Transcurridos ya más de setenta años desde su muerte, acaecida en Londres el 23 septiembre de 1939, la poliédrica personalidad de Sigmund Freud sigue ahora muy especialmente de actualidad, con la reciente publicación, para desgracia de sus numerosos admiradores y epígonos, del ensayo Freud. El crepúsculo de un ídolo , en el que su autor, el prestigioso filósofo francés Michel Onfray, efectúa, con apabullante material documental y contundente argumentación, un demoledor ataque contra el psicoanálisis. Esta obra, recientemente aparecida en nuestras librerías, tras suscitar una gran polémica en Francia, es también un ajuste de cuentas con la trayectoria vital e intelectual del legendario médico austríaco, llena de mentiras y engaños, vertidas tanto en sus propios escritos como por parte de sus entusiastas biógrafos, tales como Ernest Jones, precursor de una serie de obras de cariz marcadamente hagiográfico.

Al hilo de la lectura de este ensayo, creo que tan lúcido y profundo como su muy comentado Tratado de Ateología, recuerdo que Gabriel García Marquez, en su libro de memorias Vivir para contarla, dice que «una aventura pavorosa se la debo a las obras completas de Freud. No entendía nada de sus análisis escabrosos, desde luego, pero sus casos clínicos me llevaban en vilo hasta el final, como las aventuras de Julio Verne». Y es que el autor de El malestar de la cultura siempre ha tenido un gran predicamento en el ámbito artístico en general, pese a que a que el filósofo de la ciencia K. R. Popper afirmase que el psicoanálisis es una pseudociencia al no estar sujeta a falsación por medio de un experimento decisivo. Debo confesar que al igual que le ocurrió a Onfray en plena adolescencia, a mí me deslumbró muy precozmente el universo freudiano a través de la lectura de la biografía escrita por Stefan Zweig, pero posteriormente se me fue cayendo el ídolo del pedestal, al acceder a una bibliografía más crítica.

Estoy seguro que hoy, y sobre todo tras el desencanto en torno a su figura producido por la lectura de las casi quinientas páginas del pensador galo, no sentiría la más mínima emoción si viajase a Viena y visitase de nuevo su casa museo, sita en el número 19 de la calle Bergasse. Hace más de treinta años estuve allí ha hacer un reportaje y tengo que reconocer que recorrí las recoletas estancias del inmueble con unción rayana en lo religioso, dada la condición de icono cultural del personaje que las había habitado durante gran parte de su existencia. En esa casa cercana a la Universidad y a la iglesia votiva mandada construir por el emperador Francisco José I, vivió y trabajó desde 1891 hasta 1938, año en que se vio impelido a refugiarse en Londres ante el furor antisemita de la Austria anexionada al III Reich de Adolf Hitler.

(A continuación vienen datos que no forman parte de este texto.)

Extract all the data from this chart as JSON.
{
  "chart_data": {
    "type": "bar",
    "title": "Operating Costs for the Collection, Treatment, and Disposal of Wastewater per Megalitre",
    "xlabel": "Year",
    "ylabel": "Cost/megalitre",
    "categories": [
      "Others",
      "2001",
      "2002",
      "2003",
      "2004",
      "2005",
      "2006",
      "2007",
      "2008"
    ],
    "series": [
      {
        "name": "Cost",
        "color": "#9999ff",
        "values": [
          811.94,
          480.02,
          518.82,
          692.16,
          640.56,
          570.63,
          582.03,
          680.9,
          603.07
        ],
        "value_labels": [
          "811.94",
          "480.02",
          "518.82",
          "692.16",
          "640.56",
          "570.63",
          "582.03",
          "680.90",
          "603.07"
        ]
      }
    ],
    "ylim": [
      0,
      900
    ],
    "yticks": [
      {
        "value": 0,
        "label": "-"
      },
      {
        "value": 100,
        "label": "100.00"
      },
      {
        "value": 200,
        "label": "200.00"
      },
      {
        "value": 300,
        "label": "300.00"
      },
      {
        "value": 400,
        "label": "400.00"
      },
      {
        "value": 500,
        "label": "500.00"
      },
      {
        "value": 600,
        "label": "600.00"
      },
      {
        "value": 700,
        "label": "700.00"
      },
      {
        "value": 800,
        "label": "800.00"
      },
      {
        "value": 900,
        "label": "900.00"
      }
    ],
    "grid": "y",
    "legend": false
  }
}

Por esta casa desfilaron durante aquellos años escritores de la talla de Thomas Mann, Thorton Wilder, Romain Rolland, H.G.Wells, Virginia Woolf y Stefan Zweig, entre otros muchos, y toda una brillante pléyade de profesionales de la Medicina y del ámbito artístico, pues no en balde el anfitrión era un auténtico mito viviente en pleno esplendor. Ninguno de ellos, y sobre todo sus fervientes correligionarios de la Asociación Psicoanalítica Internacional, podían imaginar entonces que las teorías de su adorado maestro situado en el pináculo de la fama mundial serían puestas en entredicho de forma demoledora a comienzos del siguiente milenio por un intelectual, hijo precisamente del país del Siglo de las Luces, de cuyo legado el autor de Totem y tabú se sentía heredero. Onfray, llevado por su pasión desmitificadora, sostiene que las teorías psicoanalíticas pertenecen más al ámbito del pensamiento mágico que a la ciencia propiamente dicha, y la verdad es que , tras conocer las razones que aporta, resulta sumamente convincente.